A sala era pequena, porém bastante acolhedora. Tinha um sofá gigante, preto, com muitas almofadas coloridas. Havia também um puff triangular bege e um divã vermelho. Só esses móveis já ocupavam quase todo o ambiente. Pelo menos a parte transitável. Pois haviam livros, muitos livros em prateleiras. Marcela observou que nem todos eram sobre Psicanálise. A analista lia literatura nacional e internacional. Tinha cordel, ensaios contemporâneos, mitologia, até poemas. 

Durante uns cinco minutos Marcela permaneceu em silêncio, captando a energia do lugar. Certamente não voltaria caso sentisse algo ruim ali. Aliás, aprendera isso com seu marido, Carlos, que era muito espiritualizado. Ele não costumava nem receber pessoas em sua casa, pois sabe-se lá com que energia poderiam entrar, não é mesmo? De raiva, de inveja, de sexualidade em desequilíbrio. Era melhor evitar.

- Podemos começar? - Perguntou Marcela, já um pouco desconfortável com o silêncio.

- Acha que ainda não começamos? - provocou a analista.

- Ué, ainda não dissemos nada.

- Em uma sessão de análise, o silêncio também diz coisas. Às vezes até mais do que as palavras.

- Hum.

- Mas me diga, o que lhe traz aqui?

- Então... eu sou casada há 5 anos. Não temos filhos. Ainda. Ele diz que essa é uma decisão muito complexa, para isso temos que estar muito bem alinhados... é que... a gente briga muito, sabe? Por isso eu achei que talvez vir aqui pudesse ajudar.

- Então o seu casamento está em crise?

- Não. Não é isso... nós brigamos bastante, mas sempre foi assim, desde que nos conhecemos.

- O que espera do processo da análise, Marcela?

- Espero aprender formas de ser uma pessoa mais fácil.

- Você se considera uma pessoa difícil?

- Sim. O Carlos, meu marido, sempre me diz que eu sou muito difícil de lidar. Que muito provavelmente ninguém mais me aturaria como ele.

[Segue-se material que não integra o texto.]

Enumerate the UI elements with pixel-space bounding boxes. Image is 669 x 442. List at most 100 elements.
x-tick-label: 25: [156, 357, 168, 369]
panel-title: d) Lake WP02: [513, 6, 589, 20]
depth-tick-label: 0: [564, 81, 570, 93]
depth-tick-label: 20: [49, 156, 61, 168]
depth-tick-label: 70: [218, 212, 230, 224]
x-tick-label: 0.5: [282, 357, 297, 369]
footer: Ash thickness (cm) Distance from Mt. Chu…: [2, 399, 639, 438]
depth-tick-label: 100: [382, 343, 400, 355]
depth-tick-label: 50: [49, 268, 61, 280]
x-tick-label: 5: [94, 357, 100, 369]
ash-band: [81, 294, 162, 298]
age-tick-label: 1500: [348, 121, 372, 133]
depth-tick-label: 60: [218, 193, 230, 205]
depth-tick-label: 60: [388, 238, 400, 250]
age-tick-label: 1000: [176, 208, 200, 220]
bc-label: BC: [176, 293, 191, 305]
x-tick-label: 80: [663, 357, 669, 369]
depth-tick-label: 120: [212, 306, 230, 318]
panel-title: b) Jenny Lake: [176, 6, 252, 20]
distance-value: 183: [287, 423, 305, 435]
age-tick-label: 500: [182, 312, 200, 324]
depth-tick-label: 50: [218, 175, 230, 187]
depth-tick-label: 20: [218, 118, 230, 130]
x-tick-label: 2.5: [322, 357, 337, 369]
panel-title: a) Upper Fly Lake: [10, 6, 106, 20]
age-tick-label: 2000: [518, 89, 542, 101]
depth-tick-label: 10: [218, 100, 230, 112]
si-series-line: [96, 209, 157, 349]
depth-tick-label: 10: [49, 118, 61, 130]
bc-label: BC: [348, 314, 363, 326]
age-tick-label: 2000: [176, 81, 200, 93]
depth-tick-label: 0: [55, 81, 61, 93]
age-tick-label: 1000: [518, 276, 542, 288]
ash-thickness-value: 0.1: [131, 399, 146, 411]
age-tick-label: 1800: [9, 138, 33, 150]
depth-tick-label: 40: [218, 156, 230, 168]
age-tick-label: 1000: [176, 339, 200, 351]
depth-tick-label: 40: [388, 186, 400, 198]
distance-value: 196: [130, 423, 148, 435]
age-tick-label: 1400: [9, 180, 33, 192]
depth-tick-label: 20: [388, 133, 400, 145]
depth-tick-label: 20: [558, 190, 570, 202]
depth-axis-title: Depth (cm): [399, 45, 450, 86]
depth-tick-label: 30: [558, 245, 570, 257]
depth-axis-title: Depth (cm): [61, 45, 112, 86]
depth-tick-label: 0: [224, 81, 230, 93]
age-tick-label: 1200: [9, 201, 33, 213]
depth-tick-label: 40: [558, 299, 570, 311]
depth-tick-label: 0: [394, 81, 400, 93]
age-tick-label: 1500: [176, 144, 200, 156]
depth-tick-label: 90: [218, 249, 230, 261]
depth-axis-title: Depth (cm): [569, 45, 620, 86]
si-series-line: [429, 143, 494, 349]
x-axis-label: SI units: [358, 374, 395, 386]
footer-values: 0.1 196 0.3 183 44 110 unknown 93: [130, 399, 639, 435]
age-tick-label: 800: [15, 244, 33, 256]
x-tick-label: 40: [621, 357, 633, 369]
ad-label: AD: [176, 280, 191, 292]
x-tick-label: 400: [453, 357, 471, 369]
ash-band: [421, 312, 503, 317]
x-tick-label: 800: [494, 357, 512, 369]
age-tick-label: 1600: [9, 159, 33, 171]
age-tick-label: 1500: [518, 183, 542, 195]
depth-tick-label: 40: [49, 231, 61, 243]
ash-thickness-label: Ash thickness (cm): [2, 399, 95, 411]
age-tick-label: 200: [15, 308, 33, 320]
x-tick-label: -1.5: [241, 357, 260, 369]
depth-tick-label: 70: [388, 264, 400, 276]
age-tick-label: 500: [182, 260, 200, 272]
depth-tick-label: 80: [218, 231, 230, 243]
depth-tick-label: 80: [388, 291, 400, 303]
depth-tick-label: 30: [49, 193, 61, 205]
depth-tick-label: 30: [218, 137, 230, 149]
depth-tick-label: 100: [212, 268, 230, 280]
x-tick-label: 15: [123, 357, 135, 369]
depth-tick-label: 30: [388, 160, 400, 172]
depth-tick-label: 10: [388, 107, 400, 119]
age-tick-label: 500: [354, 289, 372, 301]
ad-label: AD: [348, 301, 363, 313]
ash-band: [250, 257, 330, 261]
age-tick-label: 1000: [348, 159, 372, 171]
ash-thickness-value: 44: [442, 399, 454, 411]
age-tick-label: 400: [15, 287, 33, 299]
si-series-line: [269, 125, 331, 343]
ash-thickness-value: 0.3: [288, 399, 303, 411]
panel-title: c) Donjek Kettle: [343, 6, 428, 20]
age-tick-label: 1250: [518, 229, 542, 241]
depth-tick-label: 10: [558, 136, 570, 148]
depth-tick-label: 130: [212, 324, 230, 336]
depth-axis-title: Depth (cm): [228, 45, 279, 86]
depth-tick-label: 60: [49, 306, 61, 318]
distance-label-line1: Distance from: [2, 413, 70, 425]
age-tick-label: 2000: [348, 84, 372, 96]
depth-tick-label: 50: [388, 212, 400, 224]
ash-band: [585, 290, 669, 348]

- E você concorda com ele?

- Ah... eu... às vezes acho que ele pode ter razão sim. Eu tô sempre insatisfeita. Nada pra mim está bom. Não me contento com as bençãos que recebo do universo. Tô sempre trazendo energia negativa pra dentro de casa, pra nossa relação.

- Você pode me dar um exemplo, pra eu entender melhor?

- É que é tanta coisa! Vou tentar. Bem, por exemplo, meu sonho sempre foi ser mãe. Eu sinto que nasci pra isso, entende? Mas ele, mesmo dizendo querer, não consegue tomar essa decisão. Ele sabe que eu já tô pra fazer 40 e daqui a pouco talvez nem consiga mais. Acontece que os dois tem que querer, não é mesmo? Eu não posso fazer um filho sozinha e nem obrigá-lo a querer ser pai. Então eu vou espero. Enquanto isso o tempo vai passando...

- Deixa eu ver se eu entendi, Marcela. Você disse que ele reclama de você viver insatisfeita e você acredita que ele pode ter razão, certo? Mas o exemplo que você me deu tem a ver com um sonho de vida. Não é sobre colocar ou não tapete na sala ou escolher novas cortinas pro quarto. Se você tiver a maternidade como um plano de vida, talvez deva conversar mais seriamente com ele e dar um tempo para que ele tome uma decisão. Do contrário, essa relação estará naturalmente fadada ao fracasso.

- Nem pensar! Ele já me chama de manipuladora! Vai dizer que estou colocando ele contra a parede, forçando ele a decidir, pedindo pra ele escolher entre isso e o nosso casamento!

- Entendi. Mas, no caso, ele pode ter filhos quando decidir. Pro homem é assim, né? Mas pra nós, existe o relógio biológico.

- Não. Não é bem assim, ele sempre apoiou meus sonhos. Olha só. Por exemplo, eu adorava jogar futebol. Quando ele me conheceu, inclusive, foi assim. Os times se revezavam pra usar a quadra lá do meu condomínio. O time dele quase sempre jogava depois do meu e ele ficava lá assistindo. Com o tempo, ele começou a torcer por mim. E quando meu time ganhava, ele me dava algum presente. Às vezes flores, às vezes chocolate.

- Você disse que adorava jogar. Você parou?

- Ah, eu dei uma parada sim. Sabe como é casamento, né? Ele trabalha o dia inteiro e eu cuido da casa. O único momento que temos é exatamente à noite, quando rolam as partidas de futebol. Então, acabo optando por ficar em casa com ele. Mas ele sempre me incentiva, compra camiseta do meu time do coração, joga comigo nos finais de semana, assiste todos os jogos do Mengão.

- Sei... mas, se você quiser ir, tudo bem por ele, né? Alguma vez você já foi depois que casou?

- Claro que já!

- E vocês nunca brigaram por conta disso?

- Ah, não foi por conta do futebol exatamente. É que ele combate bastante o machismo, sabe? Ele é bem diferente dos outros homens. Ele até milita a favor do feminismo nas redes sociais. Então, ele me fez entender que isso era como reproduzir um comportamento masculino que normalmente desagrada as esposas. Eu concordo com ele.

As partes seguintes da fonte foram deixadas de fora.